4: Extract folder with size validation
Before extracting, you might want to check the uncompressed size to avoid disk space issues:
import zipfile
zip_path = 'project.zip'
target_folder = 'project/data/'
max_size_mb = 100
with zipfile.ZipFile(zip_path, 'r') as zip_ref:
members = [m for m in zip_ref.namelist() if m.startswith(target_folder)]
total_size = sum(zip_ref.getinfo(m).file_size for m in members)
total_size_mb = total_size / (1024 * 1024)
if total_size_mb > max_size_mb:
print(f"Error: Folder size {total_size_mb:.2f}MB exceeds limit {max_size_mb}MB")
else:
zip_ref.extractall('output/', members=members)

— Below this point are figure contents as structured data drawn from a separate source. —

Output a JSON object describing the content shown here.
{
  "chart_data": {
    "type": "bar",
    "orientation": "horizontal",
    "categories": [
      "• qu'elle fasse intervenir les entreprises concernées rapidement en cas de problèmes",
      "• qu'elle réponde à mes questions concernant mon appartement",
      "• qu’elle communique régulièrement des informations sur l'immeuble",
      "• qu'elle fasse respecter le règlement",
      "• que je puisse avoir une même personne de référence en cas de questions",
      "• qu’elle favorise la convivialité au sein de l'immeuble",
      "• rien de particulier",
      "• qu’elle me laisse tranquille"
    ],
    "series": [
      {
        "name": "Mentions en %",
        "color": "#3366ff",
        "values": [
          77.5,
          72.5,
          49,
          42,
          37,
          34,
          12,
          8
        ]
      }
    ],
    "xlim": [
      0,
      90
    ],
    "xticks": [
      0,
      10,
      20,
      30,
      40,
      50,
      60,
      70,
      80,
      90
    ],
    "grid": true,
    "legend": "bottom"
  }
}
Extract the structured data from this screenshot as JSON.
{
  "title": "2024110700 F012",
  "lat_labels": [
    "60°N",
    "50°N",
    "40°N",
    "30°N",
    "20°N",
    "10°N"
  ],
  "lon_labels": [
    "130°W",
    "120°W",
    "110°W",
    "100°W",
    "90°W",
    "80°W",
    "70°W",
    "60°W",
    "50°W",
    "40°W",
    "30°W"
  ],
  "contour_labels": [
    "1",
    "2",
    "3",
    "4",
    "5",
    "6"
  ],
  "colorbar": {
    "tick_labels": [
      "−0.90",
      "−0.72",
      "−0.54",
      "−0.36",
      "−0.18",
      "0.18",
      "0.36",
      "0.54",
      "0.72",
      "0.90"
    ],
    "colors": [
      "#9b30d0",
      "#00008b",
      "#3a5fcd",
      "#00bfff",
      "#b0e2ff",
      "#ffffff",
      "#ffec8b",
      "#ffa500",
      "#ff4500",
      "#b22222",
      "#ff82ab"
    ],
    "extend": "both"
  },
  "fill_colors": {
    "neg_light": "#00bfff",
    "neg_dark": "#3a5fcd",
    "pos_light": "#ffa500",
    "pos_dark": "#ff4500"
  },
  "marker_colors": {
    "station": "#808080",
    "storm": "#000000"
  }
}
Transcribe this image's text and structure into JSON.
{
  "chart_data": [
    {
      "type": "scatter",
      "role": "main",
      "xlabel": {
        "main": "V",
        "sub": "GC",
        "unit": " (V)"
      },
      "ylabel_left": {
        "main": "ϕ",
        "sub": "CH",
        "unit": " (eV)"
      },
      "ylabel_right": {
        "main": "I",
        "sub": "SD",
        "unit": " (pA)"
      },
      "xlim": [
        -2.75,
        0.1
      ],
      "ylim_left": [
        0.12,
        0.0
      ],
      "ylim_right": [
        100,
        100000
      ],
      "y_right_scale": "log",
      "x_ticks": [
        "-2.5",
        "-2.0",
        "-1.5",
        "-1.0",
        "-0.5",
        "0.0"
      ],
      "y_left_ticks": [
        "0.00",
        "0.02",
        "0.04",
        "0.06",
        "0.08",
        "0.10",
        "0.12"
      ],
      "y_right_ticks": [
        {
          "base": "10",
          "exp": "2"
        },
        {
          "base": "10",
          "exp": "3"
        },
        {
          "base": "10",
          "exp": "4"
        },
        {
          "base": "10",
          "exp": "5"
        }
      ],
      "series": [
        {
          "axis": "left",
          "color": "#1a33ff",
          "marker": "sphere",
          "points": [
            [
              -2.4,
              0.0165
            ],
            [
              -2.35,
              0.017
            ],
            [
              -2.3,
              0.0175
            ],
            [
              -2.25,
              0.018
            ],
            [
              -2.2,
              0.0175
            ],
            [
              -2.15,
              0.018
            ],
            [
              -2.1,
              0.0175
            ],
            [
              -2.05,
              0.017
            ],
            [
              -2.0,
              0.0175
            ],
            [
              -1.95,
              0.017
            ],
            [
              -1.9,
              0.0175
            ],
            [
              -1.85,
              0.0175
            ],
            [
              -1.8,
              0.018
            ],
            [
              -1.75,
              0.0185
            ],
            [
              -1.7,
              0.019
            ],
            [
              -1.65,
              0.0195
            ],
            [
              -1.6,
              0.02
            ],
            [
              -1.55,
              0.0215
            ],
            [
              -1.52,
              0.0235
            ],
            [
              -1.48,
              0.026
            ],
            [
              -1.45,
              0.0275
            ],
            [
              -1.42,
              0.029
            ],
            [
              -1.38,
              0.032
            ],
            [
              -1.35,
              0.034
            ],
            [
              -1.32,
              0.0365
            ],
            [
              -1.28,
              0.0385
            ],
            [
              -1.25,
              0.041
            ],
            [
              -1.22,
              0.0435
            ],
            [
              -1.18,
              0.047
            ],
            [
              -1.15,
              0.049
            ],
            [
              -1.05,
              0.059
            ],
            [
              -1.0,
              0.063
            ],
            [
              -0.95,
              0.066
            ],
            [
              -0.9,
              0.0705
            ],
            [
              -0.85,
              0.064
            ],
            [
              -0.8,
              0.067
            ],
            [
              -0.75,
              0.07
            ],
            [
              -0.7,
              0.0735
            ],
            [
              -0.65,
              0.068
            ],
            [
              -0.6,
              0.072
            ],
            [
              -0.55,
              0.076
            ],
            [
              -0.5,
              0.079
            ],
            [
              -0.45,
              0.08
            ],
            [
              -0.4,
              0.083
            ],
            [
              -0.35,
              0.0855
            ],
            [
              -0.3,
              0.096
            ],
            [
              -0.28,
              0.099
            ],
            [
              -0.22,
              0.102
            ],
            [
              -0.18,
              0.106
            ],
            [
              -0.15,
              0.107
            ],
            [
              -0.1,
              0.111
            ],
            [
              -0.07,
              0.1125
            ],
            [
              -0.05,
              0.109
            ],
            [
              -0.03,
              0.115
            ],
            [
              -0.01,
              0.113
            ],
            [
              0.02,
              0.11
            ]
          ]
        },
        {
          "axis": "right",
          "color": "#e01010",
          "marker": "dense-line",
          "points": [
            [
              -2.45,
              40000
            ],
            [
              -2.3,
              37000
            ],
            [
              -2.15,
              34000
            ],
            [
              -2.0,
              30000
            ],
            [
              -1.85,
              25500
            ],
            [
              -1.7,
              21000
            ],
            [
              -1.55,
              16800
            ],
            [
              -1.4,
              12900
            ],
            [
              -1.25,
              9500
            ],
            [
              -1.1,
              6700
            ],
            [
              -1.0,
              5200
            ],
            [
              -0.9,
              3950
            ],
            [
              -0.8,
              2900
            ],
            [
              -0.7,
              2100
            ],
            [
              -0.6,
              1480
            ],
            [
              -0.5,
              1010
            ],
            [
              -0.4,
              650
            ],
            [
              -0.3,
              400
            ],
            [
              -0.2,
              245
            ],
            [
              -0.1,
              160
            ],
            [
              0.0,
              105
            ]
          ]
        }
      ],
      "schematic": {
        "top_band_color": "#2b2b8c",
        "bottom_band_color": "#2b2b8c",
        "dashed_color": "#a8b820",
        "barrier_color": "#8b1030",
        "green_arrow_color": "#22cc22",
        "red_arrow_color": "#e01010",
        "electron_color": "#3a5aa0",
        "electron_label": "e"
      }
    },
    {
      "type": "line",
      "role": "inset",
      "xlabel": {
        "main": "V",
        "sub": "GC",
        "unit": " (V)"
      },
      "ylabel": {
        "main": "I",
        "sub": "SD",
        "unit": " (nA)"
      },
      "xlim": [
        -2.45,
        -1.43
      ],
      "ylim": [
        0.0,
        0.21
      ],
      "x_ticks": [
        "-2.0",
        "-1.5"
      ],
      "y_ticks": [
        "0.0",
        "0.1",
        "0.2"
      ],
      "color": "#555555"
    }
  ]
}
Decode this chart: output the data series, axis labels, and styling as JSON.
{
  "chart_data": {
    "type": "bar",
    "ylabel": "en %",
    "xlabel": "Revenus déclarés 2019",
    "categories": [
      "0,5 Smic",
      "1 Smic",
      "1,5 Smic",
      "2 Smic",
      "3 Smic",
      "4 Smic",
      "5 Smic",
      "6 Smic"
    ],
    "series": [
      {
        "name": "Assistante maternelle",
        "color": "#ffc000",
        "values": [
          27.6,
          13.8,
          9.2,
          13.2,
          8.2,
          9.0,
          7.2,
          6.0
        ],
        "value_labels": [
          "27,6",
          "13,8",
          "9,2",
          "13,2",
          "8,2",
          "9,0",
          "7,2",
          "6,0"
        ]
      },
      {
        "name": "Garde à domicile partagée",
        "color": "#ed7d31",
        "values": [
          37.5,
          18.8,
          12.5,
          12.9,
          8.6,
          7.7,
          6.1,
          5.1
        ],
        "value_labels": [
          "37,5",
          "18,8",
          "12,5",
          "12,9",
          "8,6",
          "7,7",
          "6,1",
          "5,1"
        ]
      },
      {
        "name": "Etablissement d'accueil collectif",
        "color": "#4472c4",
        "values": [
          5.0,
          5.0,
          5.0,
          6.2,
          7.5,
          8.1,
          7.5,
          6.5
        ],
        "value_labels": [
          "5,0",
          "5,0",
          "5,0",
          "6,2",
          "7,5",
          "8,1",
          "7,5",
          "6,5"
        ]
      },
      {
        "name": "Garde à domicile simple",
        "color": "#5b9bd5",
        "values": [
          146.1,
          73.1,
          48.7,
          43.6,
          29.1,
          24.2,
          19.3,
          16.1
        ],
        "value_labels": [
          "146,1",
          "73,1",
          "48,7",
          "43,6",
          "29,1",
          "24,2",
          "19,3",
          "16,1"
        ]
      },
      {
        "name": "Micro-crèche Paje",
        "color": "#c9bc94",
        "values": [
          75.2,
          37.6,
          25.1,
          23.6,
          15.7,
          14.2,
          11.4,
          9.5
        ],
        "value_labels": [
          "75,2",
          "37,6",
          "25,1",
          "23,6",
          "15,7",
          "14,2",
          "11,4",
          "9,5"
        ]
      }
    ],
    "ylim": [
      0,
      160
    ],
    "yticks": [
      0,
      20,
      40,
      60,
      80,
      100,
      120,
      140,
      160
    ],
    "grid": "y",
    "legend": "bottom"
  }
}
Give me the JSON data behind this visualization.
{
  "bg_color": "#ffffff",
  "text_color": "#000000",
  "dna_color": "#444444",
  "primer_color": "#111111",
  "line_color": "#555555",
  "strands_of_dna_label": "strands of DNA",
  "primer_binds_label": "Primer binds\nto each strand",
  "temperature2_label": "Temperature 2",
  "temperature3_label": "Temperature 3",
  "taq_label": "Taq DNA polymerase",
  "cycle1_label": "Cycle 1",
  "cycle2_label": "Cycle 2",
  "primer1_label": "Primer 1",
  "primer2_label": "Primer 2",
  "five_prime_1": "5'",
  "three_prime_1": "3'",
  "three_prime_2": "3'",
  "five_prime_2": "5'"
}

print(f"Extracted {total_size_mb:.2f}MB successfully")
result:
Extracted 45.67MB successfully
This prevents disk space exhaustion and handles zip bombs or unexpectedly large archives safely.
5: List folder contents before extraction
To preview what will be extracted without actually extracting files:
import zipfile
zip_path = 'project.zip'
target_folder = 'project/data/'
with zipfile.ZipFile(zip_path, 'r') as zip_ref:
files = [f for f in zip_ref.namelist() if f.startswith(target_folder)]
print(f"Folder contains {len(files)} files:")
for file in files:
info = zip_ref.getinfo(file)
size_mb = info.file_size / (1024 * 1024)
print(f" {file} ({size_mb:.2f}MB)")
result:
Folder contains 2 files:
project/data/sales.csv (12.45MB)
project/data/customers.csv (8.92MB)
This is useful for validation, logging, or user confirmation before extraction.